I wake up and instantly my brain turns into a high gear of activity as though it was just waiting for me to wake up to pounce. A closer look has allowed me to shine a light at its behavior. It tries to attack the seemingly unsolvable conundrums and existential anxieties which beset it, and in defeat it gets depressed. Then it stays depressed, finds the manic energy and then tries again, fails, the circle repeats.
I have started listening to Osho again because he addresses the subjects of desires, loneliness, and personal fulfilment at great length in his discourses. At one place he says:
“What are you without your problems? Nothing really.”
- Osho
Osho has made an acute observation. Are our problems the center of our existence? And have we consciously designed them and assigned them that place of gravity? Do I consciously concoct problems to stay in some sort of mental struggle, as a way for me to have something to wrestle with? What would I be if I were empty? What would I do if I had no more riddles to solve and no more walls to climb? These are interesting questions to consider because I am tired of my brain running circles around me.

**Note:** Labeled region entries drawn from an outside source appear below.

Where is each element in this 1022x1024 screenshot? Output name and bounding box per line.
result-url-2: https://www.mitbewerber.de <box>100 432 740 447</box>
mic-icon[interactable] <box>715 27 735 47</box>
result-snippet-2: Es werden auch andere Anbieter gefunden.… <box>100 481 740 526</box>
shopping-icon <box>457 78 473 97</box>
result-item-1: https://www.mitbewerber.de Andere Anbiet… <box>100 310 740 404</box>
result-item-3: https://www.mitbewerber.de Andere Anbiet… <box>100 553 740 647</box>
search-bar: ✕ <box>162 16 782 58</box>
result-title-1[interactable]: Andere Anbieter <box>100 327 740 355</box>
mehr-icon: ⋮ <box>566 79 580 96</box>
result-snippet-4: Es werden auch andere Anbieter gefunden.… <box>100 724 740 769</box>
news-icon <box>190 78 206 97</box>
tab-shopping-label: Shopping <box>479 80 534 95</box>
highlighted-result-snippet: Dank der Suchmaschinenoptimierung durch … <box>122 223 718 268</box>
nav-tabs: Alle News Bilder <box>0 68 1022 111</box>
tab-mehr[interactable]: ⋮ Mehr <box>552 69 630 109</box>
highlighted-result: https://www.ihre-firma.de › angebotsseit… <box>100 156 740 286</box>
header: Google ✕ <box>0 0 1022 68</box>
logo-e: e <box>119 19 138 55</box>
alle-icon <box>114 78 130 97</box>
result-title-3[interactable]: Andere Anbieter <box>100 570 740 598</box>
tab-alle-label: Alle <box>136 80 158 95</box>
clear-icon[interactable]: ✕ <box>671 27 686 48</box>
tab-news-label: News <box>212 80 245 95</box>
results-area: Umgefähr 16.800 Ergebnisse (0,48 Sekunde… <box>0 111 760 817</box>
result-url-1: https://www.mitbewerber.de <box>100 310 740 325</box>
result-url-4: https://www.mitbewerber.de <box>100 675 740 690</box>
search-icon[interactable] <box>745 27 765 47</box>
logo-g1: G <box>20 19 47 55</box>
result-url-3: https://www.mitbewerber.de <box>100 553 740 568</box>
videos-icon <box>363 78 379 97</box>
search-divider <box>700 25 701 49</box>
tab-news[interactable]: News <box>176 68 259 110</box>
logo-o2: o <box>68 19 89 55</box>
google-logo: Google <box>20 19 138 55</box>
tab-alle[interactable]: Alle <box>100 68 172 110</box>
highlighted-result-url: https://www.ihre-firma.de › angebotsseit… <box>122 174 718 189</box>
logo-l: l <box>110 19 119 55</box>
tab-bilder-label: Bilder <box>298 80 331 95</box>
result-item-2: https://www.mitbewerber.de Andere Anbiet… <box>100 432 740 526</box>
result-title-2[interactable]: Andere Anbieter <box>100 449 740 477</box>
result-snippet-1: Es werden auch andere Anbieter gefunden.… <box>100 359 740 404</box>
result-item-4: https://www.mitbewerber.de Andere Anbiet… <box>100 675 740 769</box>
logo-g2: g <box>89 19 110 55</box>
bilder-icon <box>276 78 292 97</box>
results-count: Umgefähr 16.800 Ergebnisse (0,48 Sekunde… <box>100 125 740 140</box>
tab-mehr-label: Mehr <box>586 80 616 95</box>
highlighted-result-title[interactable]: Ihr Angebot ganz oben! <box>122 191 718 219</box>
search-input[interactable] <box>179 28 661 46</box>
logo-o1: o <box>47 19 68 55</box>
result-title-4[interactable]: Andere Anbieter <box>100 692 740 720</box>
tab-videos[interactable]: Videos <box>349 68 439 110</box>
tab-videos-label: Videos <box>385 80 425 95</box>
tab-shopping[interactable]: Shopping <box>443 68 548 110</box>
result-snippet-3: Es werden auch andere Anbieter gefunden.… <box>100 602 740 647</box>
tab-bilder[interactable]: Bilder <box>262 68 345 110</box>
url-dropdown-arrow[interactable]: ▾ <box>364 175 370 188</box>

I realize that, time and again, I have invented these pointless problems (read aspirations) for myself and infused in them so much meaning and value that my brain is now centered to the extent of obsession with them. It is a life or death question for it - a primal issue of survival. In essence, these problems are nothing more than my personal fiction. FICTION.
I have decided to turn off this feverish activity of searching for solutions. It is alright where I am right now. So I tell myself (my brain) - Stop, there is nothing to do. Be free. Just be. And you are complete.